Я, затёртая с двух сторон из-за своего маленького роста, как
"Челюскин" льдами, не могла даже посмотреть по сторонам,
боясь остаться без шапки.
Так и ехала, ни за что не держась - нужды в этом не было
никакой, всё равно не упадёшь - и уткнувшись носом в чью-то
шубу.
Но вот, тормознув перед очередной остановкой, наш
"рефрижератор" дёрнулся, людская масса, вся подавшись
вперёд, опытным путём подтверждая закон инерции, мгновенно
спрессовалась, и в этой набитой битком коробушке неизвестно
каким образом образовалось вдруг такое свободное пространство,
что я полетела куда-то, от растерянности даже не пытаясь за что-то
ухватиться. Поскольку полы в этом ледяном ящике на колесах были
скользкими как лёд, полёт мой не сулил ничего хорошего. Так я и
летела бы, неизвестно сколько и неизвестно куда, но вдруг кто-то
цепко схватил меня в охапку. В этот момент спресовавшаяся толпа надумала
"распрессоваться", стало опять тесно, как в бочке с селёдкой.
Но я ощущала не эту тесноту, а чьё-то заботливое объятие.
Объятие крепких рук, принявших на себя всю эту давку и оберегающих
меня от толпы. А мне было так хорошо, спокойно и
надёжно, что, несмотря на возможность высвободиться, я не
торопилась отпрянуть от своего спасителя.
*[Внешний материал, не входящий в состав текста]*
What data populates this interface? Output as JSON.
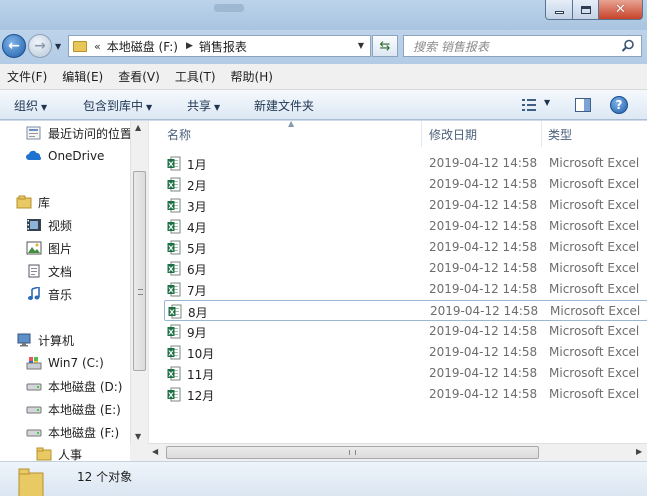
{
  "window": {
    "buttons": {
      "minimize": "minimize",
      "maximize": "maximize",
      "close": "✕"
    }
  },
  "nav": {
    "address": {
      "prefix": "«",
      "segment1": "本地磁盘 (F:)",
      "segment2": "销售报表"
    },
    "search_placeholder": "搜索 销售报表"
  },
  "menu": [
    "文件(F)",
    "编辑(E)",
    "查看(V)",
    "工具(T)",
    "帮助(H)"
  ],
  "toolbar": {
    "organize": "组织",
    "include_in_library": "包含到库中",
    "share": "共享",
    "new_folder": "新建文件夹"
  },
  "sidebar": {
    "items": [
      {
        "label": "最近访问的位置",
        "icon": "recent-places-icon"
      },
      {
        "label": "OneDrive",
        "icon": "onedrive-cloud-icon"
      },
      {
        "label": "库",
        "icon": "library-icon"
      },
      {
        "label": "视频",
        "icon": "videos-icon"
      },
      {
        "label": "图片",
        "icon": "pictures-icon"
      },
      {
        "label": "文档",
        "icon": "documents-icon"
      },
      {
        "label": "音乐",
        "icon": "music-icon"
      },
      {
        "label": "计算机",
        "icon": "computer-icon"
      },
      {
        "label": "Win7 (C:)",
        "icon": "system-drive-icon"
      },
      {
        "label": "本地磁盘 (D:)",
        "icon": "drive-icon"
      },
      {
        "label": "本地磁盘 (E:)",
        "icon": "drive-icon"
      },
      {
        "label": "本地磁盘 (F:)",
        "icon": "drive-icon"
      },
      {
        "label": "人事",
        "icon": "folder-icon"
      }
    ]
  },
  "columns": {
    "name": "名称",
    "date": "修改日期",
    "type": "类型"
  },
  "files": [
    {
      "name": "1月",
      "date": "2019-04-12 14:58",
      "type": "Microsoft Excel"
    },
    {
      "name": "2月",
      "date": "2019-04-12 14:58",
      "type": "Microsoft Excel"
    },
    {
      "name": "3月",
      "date": "2019-04-12 14:58",
      "type": "Microsoft Excel"
    },
    {
      "name": "4月",
      "date": "2019-04-12 14:58",
      "type": "Microsoft Excel"
    },
    {
      "name": "5月",
      "date": "2019-04-12 14:58",
      "type": "Microsoft Excel"
    },
    {
      "name": "6月",
      "date": "2019-04-12 14:58",
      "type": "Microsoft Excel"
    },
    {
      "name": "7月",
      "date": "2019-04-12 14:58",
      "type": "Microsoft Excel"
    },
    {
      "name": "8月",
      "date": "2019-04-12 14:58",
      "type": "Microsoft Excel"
    },
    {
      "name": "9月",
      "date": "2019-04-12 14:58",
      "type": "Microsoft Excel"
    },
    {
      "name": "10月",
      "date": "2019-04-12 14:58",
      "type": "Microsoft Excel"
    },
    {
      "name": "11月",
      "date": "2019-04-12 14:58",
      "type": "Microsoft Excel"
    },
    {
      "name": "12月",
      "date": "2019-04-12 14:58",
      "type": "Microsoft Excel"
    }
  ],
  "selected_file": "8月",
  "status": {
    "count_text": "12 个对象"
  },
  "colors": {
    "excel_green": "#1d7044",
    "title_bar": "#b3cbe5",
    "close_red": "#c7432a"
  }
}
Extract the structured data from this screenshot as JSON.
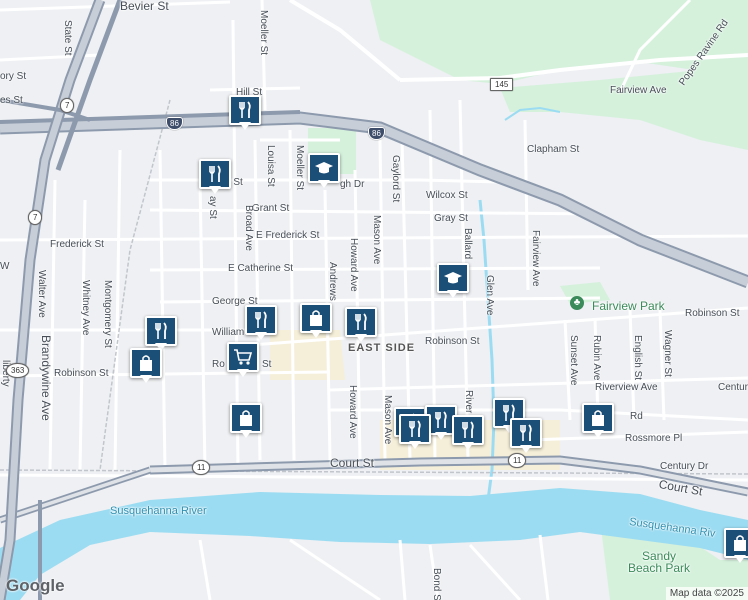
{
  "map": {
    "colors": {
      "water": "#9cdcf2",
      "park": "#d5f1dc",
      "highway": "#8d9aad",
      "road": "#ffffff",
      "marker": "#1b4f78",
      "industrial": "#f5efd9"
    },
    "streets": {
      "bevier": "Bevier St",
      "state": "State St",
      "moeller_top": "Moeller St",
      "hill": "Hill St",
      "fairview_ave_top": "Fairview Ave",
      "popes_ravine": "Popes Ravine Rd",
      "clapham": "Clapham St",
      "louisa": "Louisa St",
      "moeller": "Moeller St",
      "gaylord": "Gaylord St",
      "burleigh": "gh Dr",
      "wilcox": "Wilcox St",
      "grant": "Grant St",
      "gray": "Gray St",
      "frederick": "Frederick St",
      "e_frederick": "E Frederick St",
      "broad": "Broad Ave",
      "mason": "Mason Ave",
      "howard": "Howard Ave",
      "ballard": "Ballard",
      "fairview_ave": "Fairview Ave",
      "walter": "Walter Ave",
      "whitney": "Whitney Ave",
      "montgomery": "Montgomery St",
      "e_catherine": "E Catherine St",
      "andrews": "Andrews",
      "glen": "Glen Ave",
      "george": "George St",
      "robinson_w": "Robinson St",
      "robinson_e": "Robinson St",
      "robinson_mid": "Robinson St",
      "robinson_far": "Robinson St",
      "william": "William",
      "sunset": "Sunset Ave",
      "rubin": "Rubin Ave",
      "english": "English St",
      "wagner": "Wagner St",
      "riverview": "Riverview Ave",
      "centur": "Centur",
      "howard_s": "Howard Ave",
      "mason_s": "Mason Ave",
      "rossmore": "Rossmore Pl",
      "rd_frag": "Rd",
      "court_w": "Court St",
      "court_e": "Court St",
      "century": "Century Dr",
      "brandywine": "Brandywine Ave",
      "river_frag": "River",
      "bond": "Bond S",
      "ay_st": "ay St",
      "ott_st": "tt St",
      "ory_st": "ory St",
      "es_st": "es St",
      "rd_st": "rd St",
      "ro_frag": "Ro",
      "st_frag": "St",
      "b_frag": "B",
      "g_frag": "G",
      "d_frag": "D",
      "fe_frag": "Fe",
      "ho_frag": "Ho",
      "ho_frag2": "Ho",
      "w_frag": "W",
      "liberty": "liberty"
    },
    "route_shields": {
      "i86_w": "86",
      "i86_e": "86",
      "r145": "145",
      "r7_top": "7",
      "r7_mid": "7",
      "r363": "363",
      "r11_w": "11",
      "r11_e": "11"
    },
    "neighborhood": "EAST SIDE",
    "river": "Susquehanna River",
    "river_right": "Susquehanna Riv",
    "parks": {
      "fairview": "Fairview Park",
      "sandy_beach": "Sandy\nBeach Park"
    },
    "markers": [
      {
        "type": "restaurant",
        "icon": "fork-knife-icon"
      },
      {
        "type": "restaurant",
        "icon": "fork-knife-icon"
      },
      {
        "type": "school",
        "icon": "graduation-cap-icon"
      },
      {
        "type": "school",
        "icon": "graduation-cap-icon"
      },
      {
        "type": "restaurant",
        "icon": "fork-knife-icon"
      },
      {
        "type": "shopping",
        "icon": "shopping-bag-icon"
      },
      {
        "type": "restaurant",
        "icon": "fork-knife-icon"
      },
      {
        "type": "restaurant",
        "icon": "fork-knife-icon"
      },
      {
        "type": "shopping",
        "icon": "shopping-bag-icon"
      },
      {
        "type": "grocery",
        "icon": "shopping-cart-icon"
      },
      {
        "type": "shopping",
        "icon": "shopping-bag-icon"
      },
      {
        "type": "restaurant",
        "icon": "fork-knife-icon"
      },
      {
        "type": "restaurant",
        "icon": "fork-knife-icon"
      },
      {
        "type": "restaurant",
        "icon": "fork-knife-icon"
      },
      {
        "type": "restaurant",
        "icon": "fork-knife-icon"
      },
      {
        "type": "restaurant",
        "icon": "fork-knife-icon"
      },
      {
        "type": "restaurant",
        "icon": "fork-knife-icon"
      },
      {
        "type": "shopping",
        "icon": "shopping-bag-icon"
      },
      {
        "type": "shopping",
        "icon": "shopping-bag-icon"
      }
    ],
    "logo": "Google",
    "attribution": "Map data ©2025"
  }
}
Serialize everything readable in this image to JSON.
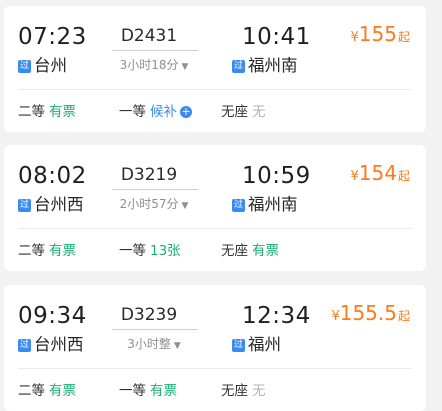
{
  "trains": [
    {
      "dep_time": "07:23",
      "train_no": "D2431",
      "duration": "3小时18分",
      "arr_time": "10:41",
      "dep_tag": "过",
      "dep_station": "台州",
      "arr_tag": "过",
      "arr_station": "福州南",
      "price_symbol": "¥",
      "price": "155",
      "price_suffix": "起",
      "seats": [
        {
          "class": "二等",
          "status": "有票",
          "status_color": "green",
          "has_plus": false
        },
        {
          "class": "一等",
          "status": "候补",
          "status_color": "blue",
          "has_plus": true
        },
        {
          "class": "无座",
          "status": "无",
          "status_color": "gray",
          "has_plus": false
        }
      ]
    },
    {
      "dep_time": "08:02",
      "train_no": "D3219",
      "duration": "2小时57分",
      "arr_time": "10:59",
      "dep_tag": "过",
      "dep_station": "台州西",
      "arr_tag": "过",
      "arr_station": "福州南",
      "price_symbol": "¥",
      "price": "154",
      "price_suffix": "起",
      "seats": [
        {
          "class": "二等",
          "status": "有票",
          "status_color": "green",
          "has_plus": false
        },
        {
          "class": "一等",
          "status": "13张",
          "status_color": "green",
          "has_plus": false
        },
        {
          "class": "无座",
          "status": "有票",
          "status_color": "green",
          "has_plus": false
        }
      ]
    },
    {
      "dep_time": "09:34",
      "train_no": "D3239",
      "duration": "3小时整",
      "arr_time": "12:34",
      "dep_tag": "过",
      "dep_station": "台州西",
      "arr_tag": "过",
      "arr_station": "福州",
      "price_symbol": "¥",
      "price": "155.5",
      "price_suffix": "起",
      "seats": [
        {
          "class": "二等",
          "status": "有票",
          "status_color": "green",
          "has_plus": false
        },
        {
          "class": "一等",
          "status": "有票",
          "status_color": "green",
          "has_plus": false
        },
        {
          "class": "无座",
          "status": "无",
          "status_color": "gray",
          "has_plus": false
        }
      ]
    }
  ],
  "icons": {
    "duration_caret": "chevron-down-icon",
    "plus": "plus-circle-icon",
    "station_tag": "pass-through-tag-icon"
  },
  "colors": {
    "price": "#ff7a1a",
    "available": "#19b071",
    "waitlist": "#3a8bef",
    "unavailable": "#b3b3b3",
    "tag": "#3a8bef"
  }
}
Он обнимал меня нежно и в то же время крепко. Сердце его
билось так громко, что я слышала этот стук даже сквозь толстую
зимнюю куртку и свою меховую шапку. Втянув шею в плечи,
осторожно, чтобы шапка не упала с моей головы, я попыталась
посмотреть вверх.
Взгляд мой осторожно пробирался выше и выше, пока не наткнулся
на встречный взгляд смеющихся сквозь запотевшие очки серых с
чёрными звёздочками глаз.
Так и ехали. И не хотелось ничего, никого и никуда, только ехать
вот так и ехать. Хоть на край земли! Казалось, что именно ЕГО я
столько лет искала и ждала. Доброго, заботливого, нежного и
надёжного.
Все это продолжалось каких-то три-четыре минуты. И целую
вечность.
Автобус опять тряхнуло перед очередной остановкой. Толпа,
следуя законам физики, опять спрессовалась, отхлынула от нас,
а нахлынув... отбросила нас в разные стороны, далеко друг от
друга. На остановке втиснулась очередная замёрзшая людская
масса, надышала морозного пара, мои очки запотели...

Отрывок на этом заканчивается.